Anschließend erklärte Matthias Diercks von der Planungsgemeinschaft Nord aus Rotenburg die weitere Vorgehensweise. Das Gebiet bei Kreepen und Sehlingen liege außerhalb der Konzentrationsflächen in der Gemeinde Kirchlinteln, deswegen müsse man zunächst die Ausschlusswirkung aufheben, um die Änderung im Flächennutzungsplan umsetzen zu können. Avifaunistische und Emissionsgutachten seien bereits in Arbeit.

Das Interesse der Bürger aus Sehlingen und Kreepen war groß.

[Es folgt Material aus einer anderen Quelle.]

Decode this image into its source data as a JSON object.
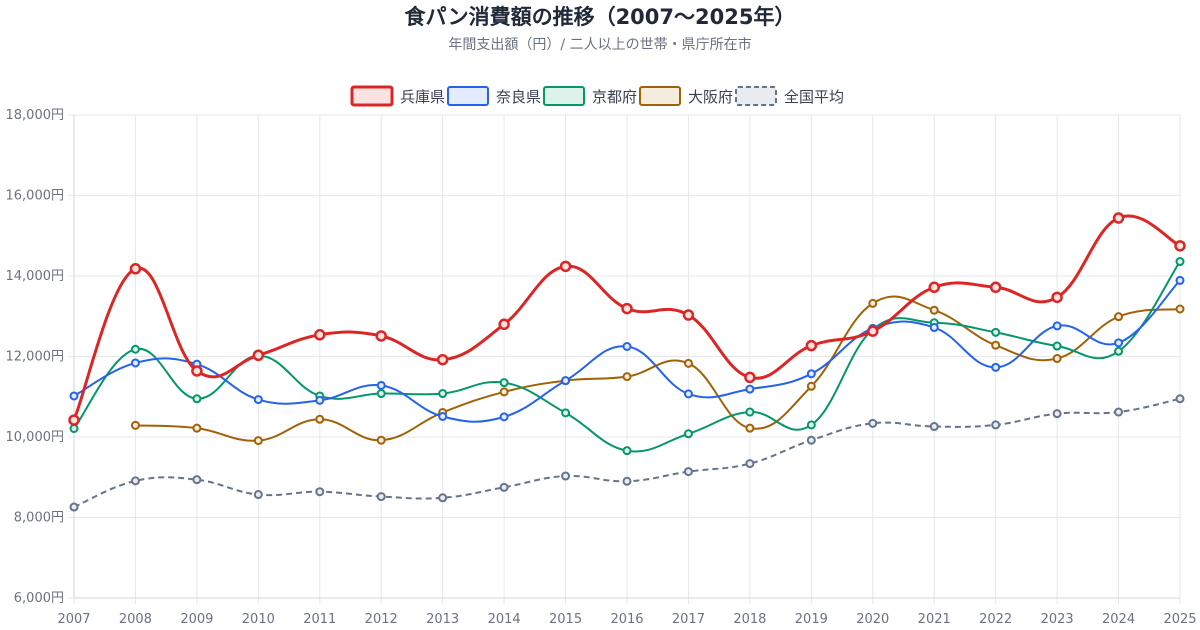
{
  "chart_data": {
    "type": "line",
    "title": "食パン消費額の推移（2007〜2025年）",
    "subtitle": "年間支出額（円）/ 二人以上の世帯・県庁所在市",
    "x": [
      "2007",
      "2008",
      "2009",
      "2010",
      "2011",
      "2012",
      "2013",
      "2014",
      "2015",
      "2016",
      "2017",
      "2018",
      "2019",
      "2020",
      "2021",
      "2022",
      "2023",
      "2024",
      "2025"
    ],
    "y_ticks": [
      "6,000円",
      "8,000円",
      "10,000円",
      "12,000円",
      "14,000円",
      "16,000円",
      "18,000円"
    ],
    "ylim": [
      6000,
      18000
    ],
    "grid": true,
    "legend_position": "top",
    "series": [
      {
        "name": "兵庫県",
        "color": "#dc2626",
        "fill": "#fde2e2",
        "dashed": false,
        "bold": true,
        "values": [
          10420,
          14180,
          11640,
          12030,
          12540,
          12510,
          11920,
          12800,
          14240,
          13190,
          13030,
          11480,
          12270,
          12630,
          13720,
          13720,
          13470,
          15440,
          14750
        ]
      },
      {
        "name": "奈良県",
        "color": "#2563eb",
        "fill": "#e3ebfd",
        "dashed": false,
        "bold": false,
        "values": [
          11020,
          11840,
          11810,
          10930,
          10910,
          11280,
          10510,
          10500,
          11400,
          12250,
          11070,
          11190,
          11570,
          12700,
          12720,
          11730,
          12760,
          12340,
          13890
        ]
      },
      {
        "name": "京都府",
        "color": "#059669",
        "fill": "#dcf2ea",
        "dashed": false,
        "bold": false,
        "values": [
          10210,
          12180,
          10950,
          12020,
          11020,
          11080,
          11080,
          11350,
          10600,
          9660,
          10080,
          10620,
          10300,
          12670,
          12840,
          12600,
          12260,
          12130,
          14360
        ]
      },
      {
        "name": "大阪府",
        "color": "#a16207",
        "fill": "#f4ecdc",
        "dashed": false,
        "bold": false,
        "values": [
          null,
          10290,
          10220,
          9910,
          10440,
          9920,
          10610,
          11120,
          11400,
          11500,
          11830,
          10220,
          11260,
          13320,
          13150,
          12280,
          11950,
          12990,
          13180
        ]
      },
      {
        "name": "全国平均",
        "color": "#64748b",
        "fill": "#e8ebf0",
        "dashed": true,
        "bold": false,
        "values": [
          8260,
          8910,
          8940,
          8570,
          8640,
          8520,
          8490,
          8750,
          9030,
          8900,
          9140,
          9340,
          9920,
          10340,
          10260,
          10300,
          10580,
          10620,
          10950
        ]
      }
    ]
  }
}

Den größten Teil nahm die detaillierte Vorstellung des Projektes durch Hermann Fehrmann von der Agrowea ein. Die Gesamtfläche sei ungefähr 160 Hektar groß und mit fünf bis sieben Anlagen auf dem Gebiet der Gemeinde Kirchlinteln und mit fünf Anlagen in der Gemeinde Kirchwalsede geplant. Der Anlagentyp E-141 sei leise und wirtschaftlich und käme bei einer Nabenhöhe von bis zu 144 Metern auf eine Gesamthöhe von bis zu 200 Meter. Schattenwurf sei ausgeschlossen und die Lärmbelästigung in einem Schallgutachten berücksichtigt. Daher sei laut Fehrmann ein Mindestabstand zu Wohngebäuden von mindestens 600 Metern nötig. Die Hindernisbefeuerung werde durch ein System bedarfsgerecht eingeschaltet.

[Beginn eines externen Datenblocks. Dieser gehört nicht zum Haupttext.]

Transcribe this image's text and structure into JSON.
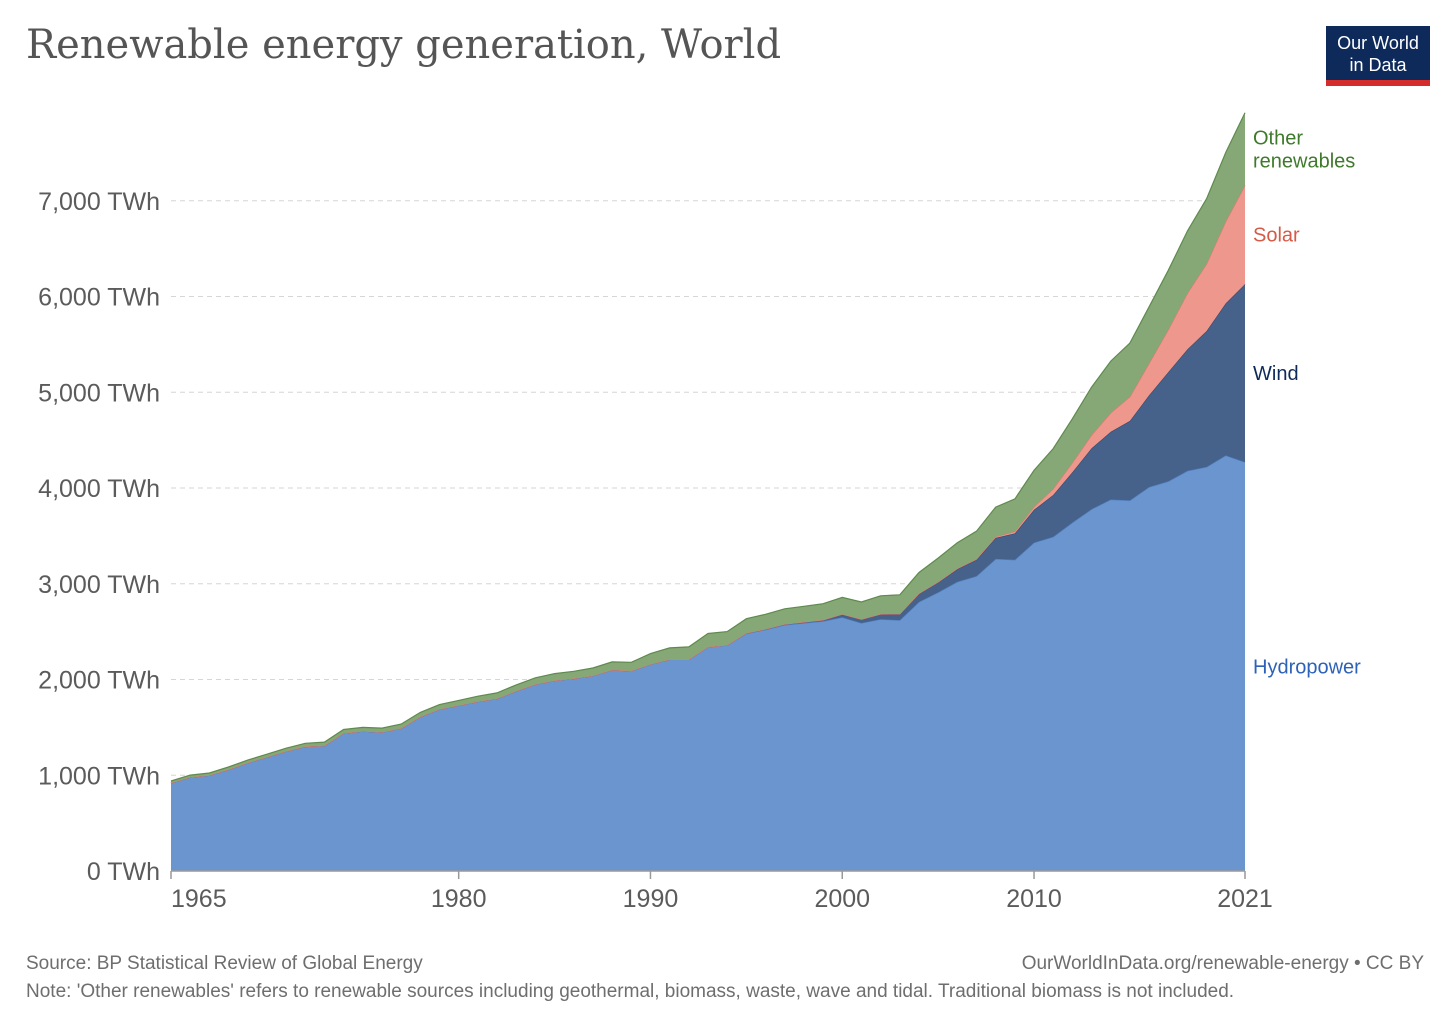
{
  "title": "Renewable energy generation, World",
  "logo": {
    "line1": "Our World",
    "line2": "in Data",
    "bg_color": "#0e2a5a",
    "accent_color": "#d42b2b"
  },
  "footer": {
    "source": "Source: BP Statistical Review of Global Energy",
    "url": "OurWorldInData.org/renewable-energy • CC BY",
    "note": "Note: 'Other renewables' refers to renewable sources including geothermal, biomass, waste, wave and tidal. Traditional biomass is not included."
  },
  "chart_data": {
    "type": "area",
    "stacked": true,
    "grid": true,
    "x_ticks": [
      1965,
      1980,
      1990,
      2000,
      2010,
      2021
    ],
    "x_tick_labels": [
      "1965",
      "1980",
      "1990",
      "2000",
      "2010",
      "2021"
    ],
    "y_ticks": [
      0,
      1000,
      2000,
      3000,
      4000,
      5000,
      6000,
      7000
    ],
    "y_tick_labels": [
      "0 TWh",
      "1,000 TWh",
      "2,000 TWh",
      "3,000 TWh",
      "4,000 TWh",
      "5,000 TWh",
      "6,000 TWh",
      "7,000 TWh"
    ],
    "xlim": [
      1965,
      2021
    ],
    "ylim": [
      0,
      8000
    ],
    "legend_placement": "right, inline labels",
    "x": [
      1965,
      1966,
      1967,
      1968,
      1969,
      1970,
      1971,
      1972,
      1973,
      1974,
      1975,
      1976,
      1977,
      1978,
      1979,
      1980,
      1981,
      1982,
      1983,
      1984,
      1985,
      1986,
      1987,
      1988,
      1989,
      1990,
      1991,
      1992,
      1993,
      1994,
      1995,
      1996,
      1997,
      1998,
      1999,
      2000,
      2001,
      2002,
      2003,
      2004,
      2005,
      2006,
      2007,
      2008,
      2009,
      2010,
      2011,
      2012,
      2013,
      2014,
      2015,
      2016,
      2017,
      2018,
      2019,
      2020,
      2021
    ],
    "series": [
      {
        "name": "Hydropower",
        "color": "#6a95ce",
        "stroke": "#4f7fc0",
        "label_color": "#2e62b8",
        "values": [
          920,
          980,
          1000,
          1060,
          1130,
          1190,
          1250,
          1300,
          1310,
          1440,
          1460,
          1450,
          1490,
          1610,
          1690,
          1730,
          1770,
          1800,
          1880,
          1950,
          1990,
          2010,
          2040,
          2100,
          2090,
          2160,
          2210,
          2210,
          2340,
          2360,
          2480,
          2520,
          2570,
          2590,
          2610,
          2650,
          2590,
          2630,
          2620,
          2810,
          2910,
          3020,
          3080,
          3260,
          3250,
          3430,
          3490,
          3640,
          3780,
          3880,
          3870,
          4010,
          4070,
          4180,
          4220,
          4340,
          4270
        ]
      },
      {
        "name": "Wind",
        "color": "#46628a",
        "stroke": "#334c70",
        "label_color": "#0e2a5a",
        "values": [
          0,
          0,
          0,
          0,
          0,
          0,
          0,
          0,
          0,
          0,
          0,
          0,
          0,
          0,
          0,
          0,
          0,
          0,
          0,
          0,
          0,
          0,
          0,
          0,
          0,
          0,
          0,
          0,
          0,
          0,
          5,
          6,
          8,
          10,
          12,
          31,
          38,
          52,
          63,
          85,
          104,
          133,
          171,
          219,
          276,
          342,
          437,
          524,
          635,
          707,
          831,
          958,
          1140,
          1270,
          1420,
          1590,
          1860
        ]
      },
      {
        "name": "Solar",
        "color": "#ee978c",
        "stroke": "#e07b70",
        "label_color": "#d65a48",
        "values": [
          0,
          0,
          0,
          0,
          0,
          0,
          0,
          0,
          0,
          0,
          0,
          0,
          0,
          0,
          0,
          0,
          0,
          0,
          0,
          0,
          0,
          0,
          0,
          0,
          0,
          0,
          0,
          0,
          0,
          0,
          0,
          0,
          0,
          0,
          0,
          1,
          1,
          2,
          2,
          3,
          4,
          6,
          8,
          12,
          20,
          32,
          65,
          100,
          139,
          198,
          253,
          334,
          444,
          585,
          701,
          855,
          1030
        ]
      },
      {
        "name": "Other renewables",
        "color": "#86a876",
        "stroke": "#5f8a4e",
        "label_color": "#3f7a2c",
        "values": [
          20,
          22,
          24,
          26,
          28,
          30,
          32,
          34,
          36,
          38,
          40,
          42,
          44,
          46,
          48,
          52,
          56,
          60,
          64,
          68,
          72,
          76,
          80,
          84,
          90,
          110,
          120,
          130,
          140,
          140,
          150,
          155,
          160,
          165,
          170,
          175,
          180,
          190,
          200,
          220,
          250,
          270,
          290,
          310,
          340,
          380,
          420,
          460,
          500,
          540,
          560,
          590,
          620,
          650,
          680,
          720,
          760
        ]
      }
    ],
    "inline_labels": [
      {
        "series": "Other renewables",
        "lines": [
          "Other",
          "renewables"
        ]
      },
      {
        "series": "Solar",
        "lines": [
          "Solar"
        ]
      },
      {
        "series": "Wind",
        "lines": [
          "Wind"
        ]
      },
      {
        "series": "Hydropower",
        "lines": [
          "Hydropower"
        ]
      }
    ]
  }
}
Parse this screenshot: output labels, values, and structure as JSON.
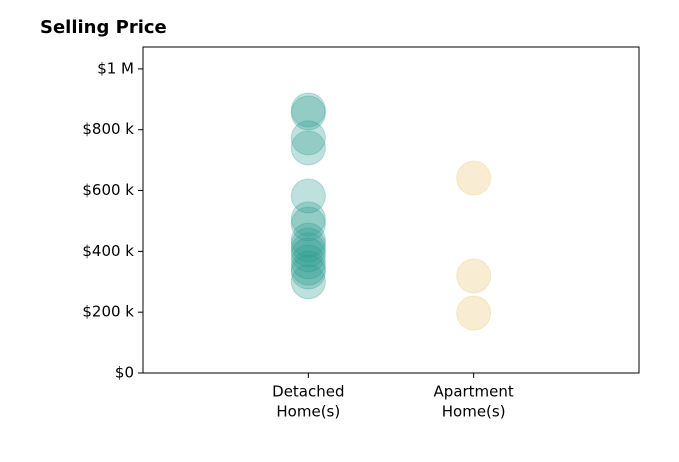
{
  "chart_data": {
    "type": "strip",
    "title": "Selling Price",
    "categories": [
      [
        "Detached",
        "Home(s)"
      ],
      [
        "Apartment",
        "Home(s)"
      ]
    ],
    "x": [
      1,
      2
    ],
    "xlim": [
      0,
      3
    ],
    "values": [
      [
        865000,
        855000,
        773000,
        740000,
        582000,
        507000,
        490000,
        437000,
        421000,
        405000,
        388000,
        365000,
        345000,
        332000,
        300000
      ],
      [
        641000,
        319000,
        197000
      ]
    ],
    "colors": [
      "#2a9d8f",
      "#e9c46a"
    ],
    "opacity": 0.3,
    "ylim": [
      0,
      1072000
    ],
    "yticks": [
      {
        "value": 0,
        "label": "$0"
      },
      {
        "value": 200000,
        "label": "$200 k"
      },
      {
        "value": 400000,
        "label": "$400 k"
      },
      {
        "value": 600000,
        "label": "$600 k"
      },
      {
        "value": 800000,
        "label": "$800 k"
      },
      {
        "value": 1000000,
        "label": "$1 M"
      }
    ]
  }
}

Die Beteiligungsstruktur der Bürgerwind werde mit 54 Prozent bei den Grundeigentümern (Elko) und Anliegern liegen, die ab einer Mindesteinlage von 3000 Euro in das Projekt investieren können. Die Agrowea strebt eine Beteiligung von 25 bis 38 Prozent an, wobei die steuerliche Wertschöpfung in der Kommune verbleiben soll.

Anschließend gab es natürlich viele Fragen der Bürger. Beispielweise nach dem Anlagenhersteller, der zu 90 Prozent die Firma Enercon werden soll. „Wo werden genau die Messpunkte für das Schallgutachten sein?“, fragte ein direkter Anlieger. Laut Fehrmann werde der Schallpegel für jedes Haus gemessen und berechnet, damit der Grenzwert eingehalten wird. Außerdem wurde nach der Zufahrtsinfrastruktur, der Bodenversiegelung, der Befeuerung und der Finanzierung des Rückbaus gefragt.

Am Ende kam noch etwas Unruhe auf, als sich Befürworter und Gegner des Vorhabens teilweise lautstark attacktierten. doch dauerte der Zwischenfall nur kurz, schlichtend sprang Bürgermeister Rodewald ein und schloss die Veranstaltung pünktlich nach 90 Minuten und einigen Minuten „Nachspielzeit“.